As defendants concede, this is not a case where the district court’s intentions were ambiguous. See McDaniel, 987 F.2d at 304. The district court’s order of October 11 explicitly states that “[e]ach Judgment entered at the end of each of these four trials shall be final and appealable and published and subject to all motions provided by the Federal Rules of Civil Procedure, such as `new trial,’ `judgment notwithstanding the verdict’, etc.” Additionally, in its opinion rejecting defendants’ objections to the severance, the court reasoned that
conducting separate trials wherein the jury verdict from each trial is final and appealable as to each set of Plaintiffs facilitates judicial economy and possible settlement in this case by providing the parties with some scale or model upon which to re-assess whether further litigation would be prudent or advantageous to their cause.
Acevedo-Garcia, 204 F.R.D. at 30. Thus, the court’s references to Rule 42(b) notwithstanding, its clearly articulated intent was to sever the plaintiffs pursuant to Rule 21. The Third Circuit observed in White that “[n]othing on the face of Rule 21 indicates that it must be explicitly invoked in order to have effect. There must be, however, a strong indication that the judge intended to effect a severance.” White,199 F.3d at 145 n. 6 (citing Allied Elevator, Inc. v. E. Tex. State Bank ofBuna, 965 F.2d 34, 36 (5th Cir. 1992)). That intent is manifest from the language of the court’s October 11 order. Accordingly, we find no reversible error in the court’s severance ruling under Rule 21, and we regard the district court’s entry of judgment on the verdict below as a final and appealable judgment under 28 U.S.C. § 1291.
B. The Trial
1. Evidentiary rulings
Plaintiffs aptly characterize the defendants’ challenges to the district court’s evidentiary rulings as “rambling,” “discursive” and “unrefined.” Defendants’ briefs narratively recite a plethora of offending rulings in a scattershot format devoid of legal authority, citations to analogous cases, or any application of law to facts. The briefs also leave uncertain which of the dozens of evidentiary challenges raised on appeal were properly preserved below. See Reyes-Garcia v.Rodriguez Del Valle, Inc., 82 F.3d 11, 14 (1st Cir. 1996). With one possible exception, the evidentiary challenges that survive these defects lack the developed argumentation needed to trigger review on the merits. “We have steadfastly deemed waived issues raised on appeal in a perfunctory manner, not accompanied by developed argumentation.”Mulvihill v. Top-Flite Golf Co., 335 F.3d 15, 27 (1st Cir. 2003).

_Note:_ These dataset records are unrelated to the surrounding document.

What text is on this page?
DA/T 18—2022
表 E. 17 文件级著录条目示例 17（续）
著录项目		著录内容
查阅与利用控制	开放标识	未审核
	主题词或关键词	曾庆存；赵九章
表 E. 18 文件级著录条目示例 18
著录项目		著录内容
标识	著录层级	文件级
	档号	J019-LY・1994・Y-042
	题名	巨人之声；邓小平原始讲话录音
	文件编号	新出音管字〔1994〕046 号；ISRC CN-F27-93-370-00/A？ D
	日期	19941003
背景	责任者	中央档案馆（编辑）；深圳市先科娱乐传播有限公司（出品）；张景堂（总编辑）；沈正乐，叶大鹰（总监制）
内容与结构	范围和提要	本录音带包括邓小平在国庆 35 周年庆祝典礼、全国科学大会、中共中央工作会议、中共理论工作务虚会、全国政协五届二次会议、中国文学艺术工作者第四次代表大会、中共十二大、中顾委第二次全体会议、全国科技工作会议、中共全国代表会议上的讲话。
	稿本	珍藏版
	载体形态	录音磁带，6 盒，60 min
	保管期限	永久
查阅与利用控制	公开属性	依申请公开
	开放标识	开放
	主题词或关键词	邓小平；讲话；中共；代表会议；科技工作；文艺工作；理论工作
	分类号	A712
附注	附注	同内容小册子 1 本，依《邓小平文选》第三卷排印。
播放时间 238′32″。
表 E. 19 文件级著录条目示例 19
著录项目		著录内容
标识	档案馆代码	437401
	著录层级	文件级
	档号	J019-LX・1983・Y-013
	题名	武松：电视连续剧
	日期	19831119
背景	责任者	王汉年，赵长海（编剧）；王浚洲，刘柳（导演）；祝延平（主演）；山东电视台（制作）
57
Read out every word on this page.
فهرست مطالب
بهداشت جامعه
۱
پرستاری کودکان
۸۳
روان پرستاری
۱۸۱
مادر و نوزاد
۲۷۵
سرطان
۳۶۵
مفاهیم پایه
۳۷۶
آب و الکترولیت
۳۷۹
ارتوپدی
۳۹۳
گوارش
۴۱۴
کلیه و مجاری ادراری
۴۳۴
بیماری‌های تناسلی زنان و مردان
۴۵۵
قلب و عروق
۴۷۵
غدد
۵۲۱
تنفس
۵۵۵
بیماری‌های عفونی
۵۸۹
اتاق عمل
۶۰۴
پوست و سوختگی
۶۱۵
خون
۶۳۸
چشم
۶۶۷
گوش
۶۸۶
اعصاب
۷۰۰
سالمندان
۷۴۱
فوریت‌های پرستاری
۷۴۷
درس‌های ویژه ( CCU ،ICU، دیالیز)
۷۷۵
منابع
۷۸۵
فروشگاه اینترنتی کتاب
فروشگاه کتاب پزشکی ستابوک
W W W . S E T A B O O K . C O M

The one evidentiary challenge that arguably merits our attention is the defendants’ contention that the court improperly admitted evidence about claims not at issue — namely, political harassment claims filed by particular plaintiffs that the court had earlier dismissed. Defendants correctly point out that, in some cases, evidence of previously dismissed claims may have an undue tendency to suggest a decision on an improper basis. However, the Supreme Court has ruled that such evidence is not ipso facto inadmissible, noting that “[a] discriminatory act which is not made the basis for a [ ] charge . . . may constitute relevant background evidence in a proceeding in which the status of a current practice is at issue.” United Air Lines, Inc. v. Evans, 431 U.S. 553, 558 (1977); seeO’Rourke v. City of Providence, 235 F.3d 713, 726 (1st Cir. 2001);Morrison v. Carleton Woolen Mills, Inc., 108 F.3d 429, 439 (1st Cir. 1997). Presumably defendants ground their challenge to these rules in Federal Rules of Evidence 403, which provides that otherwise relevant evidence “may be excluded if its probative value is substantially outweighed by the danger of unfair prejudice. . . .” Fed.R.Evid. 403. As this court has previously explained, “[o]nly rarely — and in extraordinarily compelling circumstances — will we, from the vista of a cold appellate record, reverse a district court’s on-the-spot judgment concerning the relative weighing of probative value and unfair effect.” Freeman v. Package Machinery Co., 865 F.2d 1331, 1340 (1st Cir. 1988). We find no abuse of discretion in the district court’s decision to admit this evidence as relevant background “to show the atmosphere in which [plaintiffs] lived and developed since Mayor Vera was elected Mayor.”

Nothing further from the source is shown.